Шрифт:
Интервал:
Закладка:
– Чтобы контролировать абсолютно все?! Но это же невозможно…
– Я говорил, кажется, что многому научился и продолжаю учиться у истории. Ни одна цивилизация не устояла и двух сотен лет, перейдя от наступления к обороне. Ни одна. Таковы упрямые исторические факты. Коммунизм рухнул, когда на деле отказался от идеи завоевания всего мира. Рухнет и христианство, если откажется от доктрины вселенской Церкви. Рухнет ислам, если перестанет распространяться. А мне просто нравится моя цивилизация. Я считаю ее лучшей. Главным достижением человечества и в то же время его окончательной целью. И поэтому делаю и буду делать все, чтобы эта цивилизация была повсюду. Но одними лишь проповедями, как вы понимаете, добиться этой победы сложно.

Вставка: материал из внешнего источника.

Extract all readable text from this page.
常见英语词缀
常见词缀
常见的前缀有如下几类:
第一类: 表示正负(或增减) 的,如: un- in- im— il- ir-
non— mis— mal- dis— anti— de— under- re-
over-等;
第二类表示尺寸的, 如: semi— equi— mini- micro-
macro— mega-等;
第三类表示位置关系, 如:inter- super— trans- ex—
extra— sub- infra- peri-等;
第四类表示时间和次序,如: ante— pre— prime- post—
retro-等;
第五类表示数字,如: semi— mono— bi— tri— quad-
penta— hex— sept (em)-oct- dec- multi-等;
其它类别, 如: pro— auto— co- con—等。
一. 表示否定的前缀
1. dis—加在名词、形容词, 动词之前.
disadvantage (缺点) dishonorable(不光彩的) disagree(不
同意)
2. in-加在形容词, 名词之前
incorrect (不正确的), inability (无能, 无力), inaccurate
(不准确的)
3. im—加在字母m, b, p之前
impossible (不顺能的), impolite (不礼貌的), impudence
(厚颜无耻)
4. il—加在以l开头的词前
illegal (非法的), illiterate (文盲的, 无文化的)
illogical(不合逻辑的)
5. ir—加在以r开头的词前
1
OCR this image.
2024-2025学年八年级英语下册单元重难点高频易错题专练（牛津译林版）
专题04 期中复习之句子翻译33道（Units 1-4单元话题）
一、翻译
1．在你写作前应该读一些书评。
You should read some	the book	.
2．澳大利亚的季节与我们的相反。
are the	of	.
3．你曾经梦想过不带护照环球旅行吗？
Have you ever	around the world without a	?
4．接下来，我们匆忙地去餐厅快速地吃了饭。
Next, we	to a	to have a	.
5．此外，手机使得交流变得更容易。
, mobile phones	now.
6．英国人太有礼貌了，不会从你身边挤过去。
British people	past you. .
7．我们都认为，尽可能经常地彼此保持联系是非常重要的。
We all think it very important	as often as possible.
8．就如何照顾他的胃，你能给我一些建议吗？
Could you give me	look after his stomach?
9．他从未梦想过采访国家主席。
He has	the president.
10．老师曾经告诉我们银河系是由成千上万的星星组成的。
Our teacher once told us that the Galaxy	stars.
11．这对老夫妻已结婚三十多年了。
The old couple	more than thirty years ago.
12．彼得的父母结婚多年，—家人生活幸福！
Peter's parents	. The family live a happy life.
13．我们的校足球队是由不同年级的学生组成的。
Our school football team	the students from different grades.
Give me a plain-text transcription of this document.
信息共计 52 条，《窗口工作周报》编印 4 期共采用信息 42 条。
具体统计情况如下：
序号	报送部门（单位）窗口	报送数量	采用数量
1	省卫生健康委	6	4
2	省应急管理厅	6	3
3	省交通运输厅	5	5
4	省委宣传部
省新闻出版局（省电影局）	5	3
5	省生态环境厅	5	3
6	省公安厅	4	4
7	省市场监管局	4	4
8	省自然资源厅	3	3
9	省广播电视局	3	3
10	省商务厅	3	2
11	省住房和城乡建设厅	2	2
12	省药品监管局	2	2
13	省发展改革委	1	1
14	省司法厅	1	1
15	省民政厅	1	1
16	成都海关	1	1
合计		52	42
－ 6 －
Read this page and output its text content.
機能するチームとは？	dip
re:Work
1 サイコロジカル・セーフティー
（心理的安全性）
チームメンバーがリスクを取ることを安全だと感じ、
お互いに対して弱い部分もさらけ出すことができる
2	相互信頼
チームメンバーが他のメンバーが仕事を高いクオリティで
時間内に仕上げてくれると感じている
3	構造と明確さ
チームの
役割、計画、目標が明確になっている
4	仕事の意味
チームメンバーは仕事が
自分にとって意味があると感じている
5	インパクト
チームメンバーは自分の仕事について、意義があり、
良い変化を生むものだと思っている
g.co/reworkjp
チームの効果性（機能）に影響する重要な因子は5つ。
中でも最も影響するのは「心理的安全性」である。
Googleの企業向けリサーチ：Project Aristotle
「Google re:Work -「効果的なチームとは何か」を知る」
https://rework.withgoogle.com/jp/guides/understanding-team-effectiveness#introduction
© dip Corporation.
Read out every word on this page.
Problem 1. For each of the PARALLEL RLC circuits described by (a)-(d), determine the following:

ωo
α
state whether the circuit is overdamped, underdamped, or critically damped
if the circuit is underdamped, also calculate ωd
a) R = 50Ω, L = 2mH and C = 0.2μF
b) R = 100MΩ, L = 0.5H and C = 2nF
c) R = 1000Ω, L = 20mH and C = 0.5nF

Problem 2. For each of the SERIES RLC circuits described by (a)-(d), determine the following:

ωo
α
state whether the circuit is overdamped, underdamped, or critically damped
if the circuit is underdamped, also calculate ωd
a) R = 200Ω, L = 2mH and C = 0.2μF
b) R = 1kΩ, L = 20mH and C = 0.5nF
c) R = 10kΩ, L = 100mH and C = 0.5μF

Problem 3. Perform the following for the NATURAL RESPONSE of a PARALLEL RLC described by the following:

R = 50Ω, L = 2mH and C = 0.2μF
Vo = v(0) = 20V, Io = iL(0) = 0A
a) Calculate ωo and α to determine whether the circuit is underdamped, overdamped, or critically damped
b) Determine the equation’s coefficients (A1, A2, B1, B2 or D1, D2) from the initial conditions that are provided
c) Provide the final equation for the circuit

Нужны другие инструменты. Церковь, если вы помните, именно потому добилась таких впечатляющих успехов, что создавала государства, в которых была господствующей, а зачастую – единственной идеологической доктриной…
– Не слишком ли много и часто вы объясняетесь в любви к христианству, – для еврея, которым себя провозглашаете?
– Ощущаю, дорогая, – Майзель улыбнулся. – Ощущаю. Дьявол вновь спрятался в детали… Нет. Я не христианин, но я друг христианства, как вам известно. Мне оно нравится. Я ощущаю с ним некоторое родство, если хотите…
– А буддизм? Индуизм? Как быть с ними? Про ислам я не спрашиваю, иначе вы не слезете со своего любимого конька недели две.
– Пани Елена, вы чудо, – Майзель посмотрел на нее с такой нежностью, что Елене захотелось выскочить из кабинета. – Мне симпатичен буддизм, потому что он неагрессивен. А индуизм – вещь настолько в себе и специфическая, что никак моей цивилизации не угрожает. И с продвижением ее в эту часть света он так же не выдержит конкуренции с христианством. Потому что именно христианская религиозно-этическая доктрина как нельзя лучше способствует цивилизационным процессам. Она для этого предназначена. И совместить цивилизацию с языческими верованиями, даже тщательно структурированными и детально проработанными тысячелетней практикой, не получится. Потому что это невозможно. Но все хотят иметь телевизор, компьютер и автомобиль, веселиться и путешествовать, и желательно в безопасности. Поэтому в какой-то момент храмы Шивы и Парвати превратятся из действующих культовых учреждений в музеи.
– Это просто чудовищно. Как вы можете?!
– Что же в этом чудовищного? – удивился Майзель. – Никто не собирается взрывать эти храмы и объявлять их священнослужителей прислужниками дьявола. Больше того, – если кто-нибудь в порыве священного рвения попытается это сделать, то получит жесточайший укорот. Мы не какие-нибудь обдолбавшиеся анашой талибы. Это угасание произойдет само собой, прежде всего потому, что языческая доктрина просто перестанет быть адекватной моделью действительности для тех самых людей, которые ее нынче исповедуют. Как и ислам, кстати.
– Мы договорились не касаться сегодня этой темы.
– Ах, простите, дорогая, – Майзель шутовски поклонился. – Конечно.
– А какова в этом случае судьба иудаизма?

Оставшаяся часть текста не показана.